The fact that NVIDIA removed hardware support for most of the SIMD video instructions post Kepler, and did not re-introduce them in Pascal suggests that the opportunity cost was too high. One should also note that the SIMD video instructions in Kepler were quarter throughput only, which means that emulation using existing 32-bit integer instructions can often provide similar performance benefits, in particular once required data movement in relevant applications is also taken into account.

The case for FP16x2 support may be stronger, considering the still growing importance of deep learning. But as some deep-learning applications shift from GPUs to ASICs in the near future there too the opportunity cost may ultimately prove too high.

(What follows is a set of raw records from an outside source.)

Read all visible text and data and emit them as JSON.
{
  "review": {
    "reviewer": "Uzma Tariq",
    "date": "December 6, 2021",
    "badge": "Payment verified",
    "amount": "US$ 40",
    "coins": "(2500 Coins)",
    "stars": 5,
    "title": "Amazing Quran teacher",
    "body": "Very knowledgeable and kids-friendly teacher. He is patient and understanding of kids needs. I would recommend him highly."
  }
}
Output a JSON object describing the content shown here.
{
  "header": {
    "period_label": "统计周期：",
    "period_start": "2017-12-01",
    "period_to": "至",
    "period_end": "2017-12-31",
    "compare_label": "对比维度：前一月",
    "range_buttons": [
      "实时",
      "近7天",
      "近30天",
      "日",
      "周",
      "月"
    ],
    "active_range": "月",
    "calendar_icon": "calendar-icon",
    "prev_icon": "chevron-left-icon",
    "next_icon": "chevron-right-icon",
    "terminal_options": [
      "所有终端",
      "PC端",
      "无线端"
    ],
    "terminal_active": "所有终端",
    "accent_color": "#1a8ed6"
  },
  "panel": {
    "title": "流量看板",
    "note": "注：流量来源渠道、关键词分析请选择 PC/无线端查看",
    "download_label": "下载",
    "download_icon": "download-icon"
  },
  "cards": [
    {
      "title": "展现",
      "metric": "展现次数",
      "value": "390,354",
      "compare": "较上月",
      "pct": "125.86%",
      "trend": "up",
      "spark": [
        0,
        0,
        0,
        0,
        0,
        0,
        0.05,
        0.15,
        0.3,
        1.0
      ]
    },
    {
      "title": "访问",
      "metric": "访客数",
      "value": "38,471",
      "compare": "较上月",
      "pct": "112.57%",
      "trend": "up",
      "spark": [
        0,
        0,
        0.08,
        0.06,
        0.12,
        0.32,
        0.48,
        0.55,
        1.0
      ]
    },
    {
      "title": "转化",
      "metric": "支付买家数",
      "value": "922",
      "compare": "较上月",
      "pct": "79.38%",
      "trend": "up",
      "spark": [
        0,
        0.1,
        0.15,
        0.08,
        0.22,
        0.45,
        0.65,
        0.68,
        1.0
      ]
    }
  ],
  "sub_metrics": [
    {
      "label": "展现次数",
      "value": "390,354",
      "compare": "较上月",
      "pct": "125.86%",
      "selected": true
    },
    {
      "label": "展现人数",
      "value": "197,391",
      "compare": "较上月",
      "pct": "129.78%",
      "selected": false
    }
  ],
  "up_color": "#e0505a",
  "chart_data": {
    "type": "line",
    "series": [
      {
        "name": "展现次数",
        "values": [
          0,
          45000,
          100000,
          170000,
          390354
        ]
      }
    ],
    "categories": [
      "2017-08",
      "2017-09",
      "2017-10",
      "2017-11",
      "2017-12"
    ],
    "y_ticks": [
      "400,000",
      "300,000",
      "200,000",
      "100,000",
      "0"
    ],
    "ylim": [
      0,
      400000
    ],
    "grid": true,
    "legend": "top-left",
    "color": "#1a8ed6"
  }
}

Thank you for the informative reply. I’m currently working on optionally compiling custom 128bit CPU SIMD code across to the GPU. So I guess it still makes sense to use the kepler intrinsics for now where possible but expect to replace them one day if need be then from what you said - as it shouldn’t generally ‘hurt’ right now.

One other forward looking concern I have is from my current understanding aliasing/casting float/int’s as far as I know doesn’t really cause a performance hit on the GPU - but it can do on the CPU in SSE registers. My understanding is the 32bit float/int registers on the GPU are effectively the same registers despite there being different int/float ALU’s.

So if I have code that is masking floats using bitwise operations in a SIMD fashion is that likely to cause problems in future GPU’s for any foreseeable reason?

Correct, there is only one kind of register used on GPUs, and it can hold a ‘uint32_t’ or a ‘float’, and a pair of it (aligned to an even register number) can hold a ‘double’.

Therefore re-interpreting an ‘int32_t’ or ‘uint32_t’ into ‘float’ and vice versa has no cost associated with it, which makes diverse bit manipulations on floating-point data easy and convenient. This is exploited quite extensively in the CUDA standard math library, for example. Given that this basic architectural feature has been around for over a decade, I think it is highly unlikely to change.

Thanks again, it’s good to confirm my understanding of that. And now I see CUDA 8 is released so I can move forward using it finally! :-)